Segundo a autoridade, os mandatos foram autorizados pelo Supremo Tribunal Federal (STF) e cumpridos em Salvador e Amargosa, na Bahia, e no Distrito Federal.
“Com o objetivo de desarticular uma organização criminosa suspeitas de envolvimento em fraudes licitatórias, desvio de recursos públicos, corrupção e lavagem de dinheiro”, afirmou a PF em nota.
De acordo com a autoridade, os investigados poderão responder pelos crimes de organização criminosa, corrupção ativa e passiva, peculato, fraude em licitações e contratos administrativos, além de lavagem de dinheiro.
Segundo uma fonte a par das investigações, um dos alvos da operação foi o deputado federal Dal Barreto (União-BA), que teve o celular apreendido pela PF enquanto estava no aeroporto de Salvador.

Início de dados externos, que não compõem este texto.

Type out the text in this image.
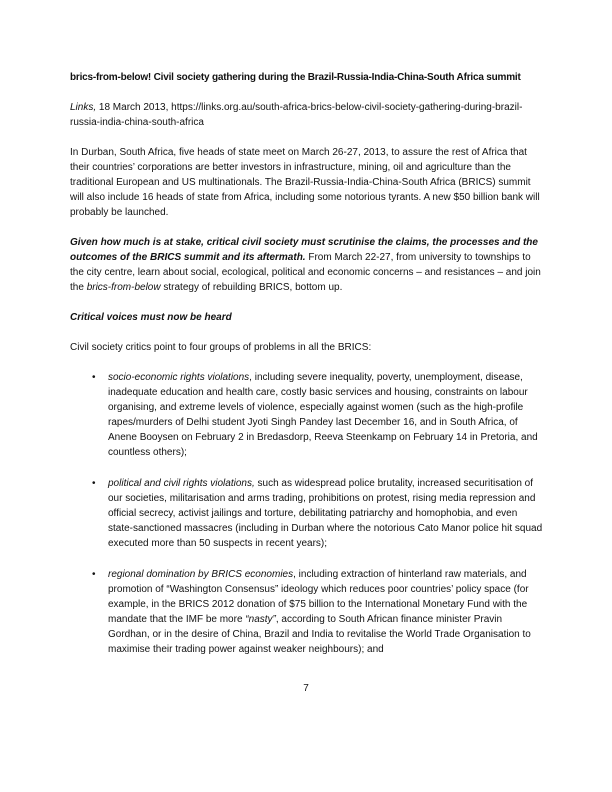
brics-from-below! Civil society gathering during the Brazil-Russia-India-China-South Africa summit
Links, 18 March 2013, https://links.org.au/south-africa-brics-below-civil-society-gathering-during-brazil-russia-india-china-south-africa
In Durban, South Africa, five heads of state meet on March 26-27, 2013, to assure the rest of Africa that their countries’ corporations are better investors in infrastructure, mining, oil and agriculture than the traditional European and US multinationals. The Brazil-Russia-India-China-South Africa (BRICS) summit will also include 16 heads of state from Africa, including some notorious tyrants. A new $50 billion bank will probably be launched.
Given how much is at stake, critical civil society must scrutinise the claims, the processes and the outcomes of the BRICS summit and its aftermath. From March 22-27, from university to townships to the city centre, learn about social, ecological, political and economic concerns – and resistances – and join the brics-from-below strategy of rebuilding BRICS, bottom up.
Critical voices must now be heard
Civil society critics point to four groups of problems in all the BRICS:
• socio-economic rights violations, including severe inequality, poverty, unemployment, disease, inadequate education and health care, costly basic services and housing, constraints on labour organising, and extreme levels of violence, especially against women (such as the high-profile rapes/murders of Delhi student Jyoti Singh Pandey last December 16, and in South Africa, of Anene Booysen on February 2 in Bredasdorp, Reeva Steenkamp on February 14 in Pretoria, and countless others);
• political and civil rights violations, such as widespread police brutality, increased securitisation of our societies, militarisation and arms trading, prohibitions on protest, rising media repression and official secrecy, activist jailings and torture, debilitating patriarchy and homophobia, and even state-sanctioned massacres (including in Durban where the notorious Cato Manor police hit squad executed more than 50 suspects in recent years);
• regional domination by BRICS economies, including extraction of hinterland raw materials, and promotion of “Washington Consensus” ideology which reduces poor countries’ policy space (for example, in the BRICS 2012 donation of $75 billion to the International Monetary Fund with the mandate that the IMF be more “nasty”, according to South African finance minister Pravin Gordhan, or in the desire of China, Brazil and India to revitalise the World Trade Organisation to maximise their trading power against weaker neighbours); and
7
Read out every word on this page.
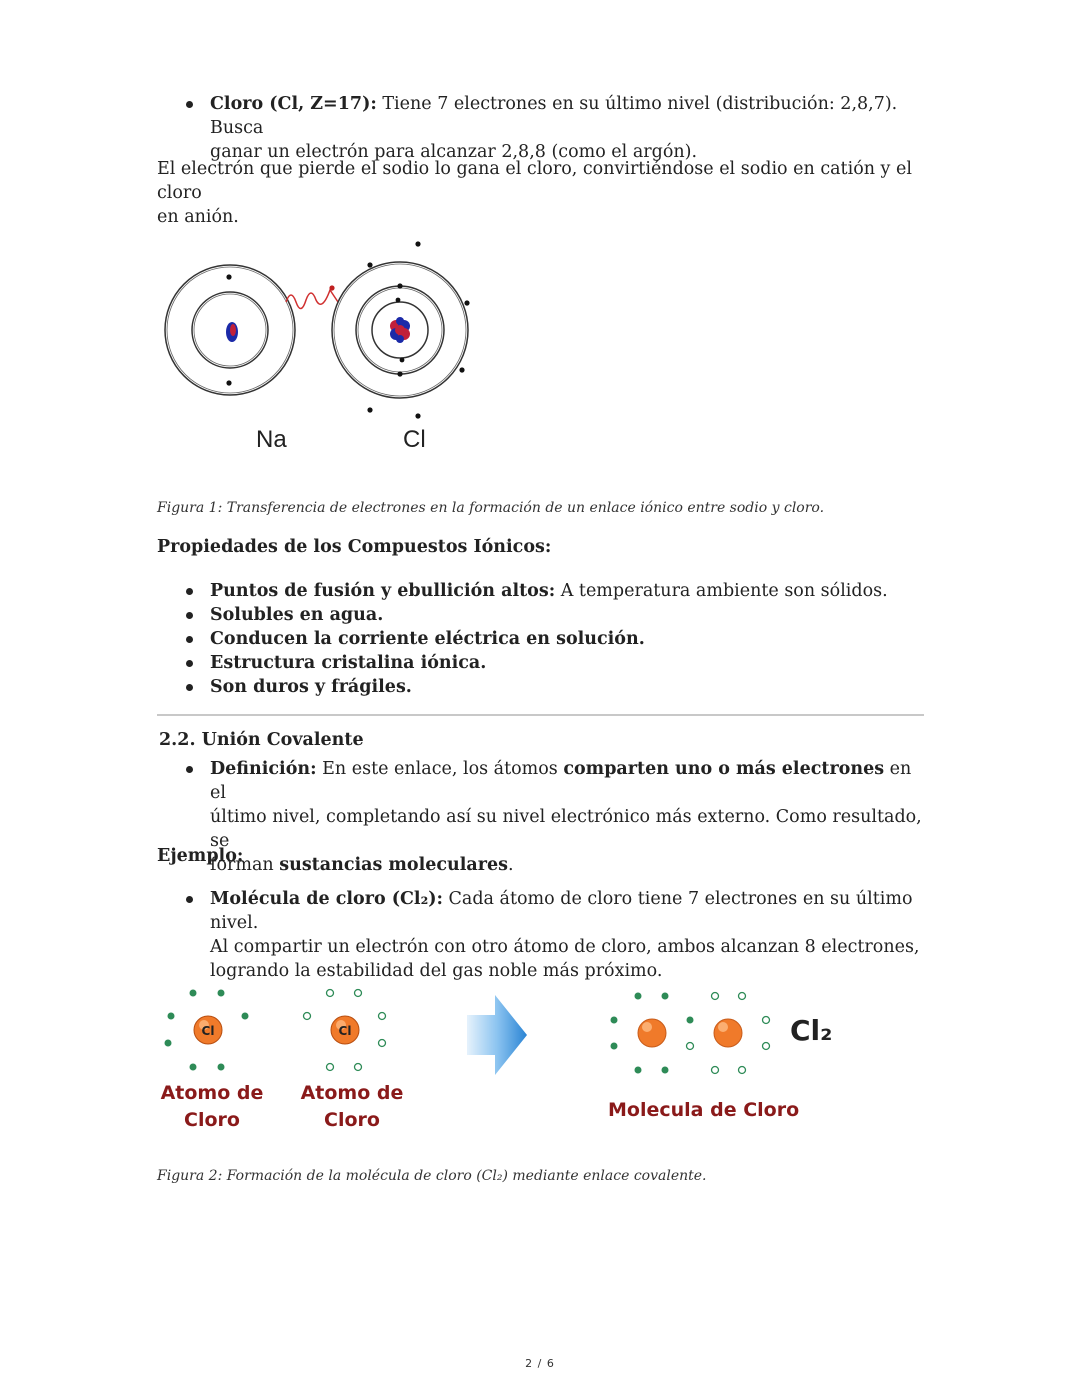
Cloro (Cl, Z=17): Tiene 7 electrones en su último nivel (distribución: 2,8,7). Busca
ganar un electrón para alcanzar 2,8,8 (como el argón).
El electrón que pierde el sodio lo gana el cloro, convirtiéndose el sodio en catión y el cloro
en anión.
Na	Cl
Figura 1: Transferencia de electrones en la formación de un enlace iónico entre sodio y cloro.
Propiedades de los Compuestos Iónicos:
Puntos de fusión y ebullición altos: A temperatura ambiente son sólidos.
Solubles en agua.
Conducen la corriente eléctrica en solución.
Estructura cristalina iónica.
Son duros y frágiles.
2.2. Unión Covalente
Definición: En este enlace, los átomos comparten uno o más electrones en el
último nivel, completando así su nivel electrónico más externo. Como resultado, se
forman sustancias moleculares.
Ejemplo:
Molécula de cloro (Cl₂): Cada átomo de cloro tiene 7 electrones en su último nivel.
Al compartir un electrón con otro átomo de cloro, ambos alcanzan 8 electrones,
logrando la estabilidad del gas noble más próximo.
Cl	Cl	Cl₂
Atomo de
Cloro
Atomo de
Cloro	Molecula de Cloro
Figura 2: Formación de la molécula de cloro (Cl₂) mediante enlace covalente.
2 / 6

Em entrevista concedida à TV Bahia, o deputado negou qualquer participação nas irregularidades apuradas pela Polícia Federal. “As provas vão aparecer no momento certo e as pessoas vão compreender. Tudo será prorrogado pela Justiça, e nós vamos aguardar que ela esclareça os fatos”, afirmou o parlamentar.
Dal explicou ainda que esteve no aeroporto apenas para encontrar um amigo e incidente que, durante a abordagem dos agentes, não recebeu muitas explicações. “Não falei nada. Não me perguntaram nada. Me pediram o celular e eu entreguei”, disse.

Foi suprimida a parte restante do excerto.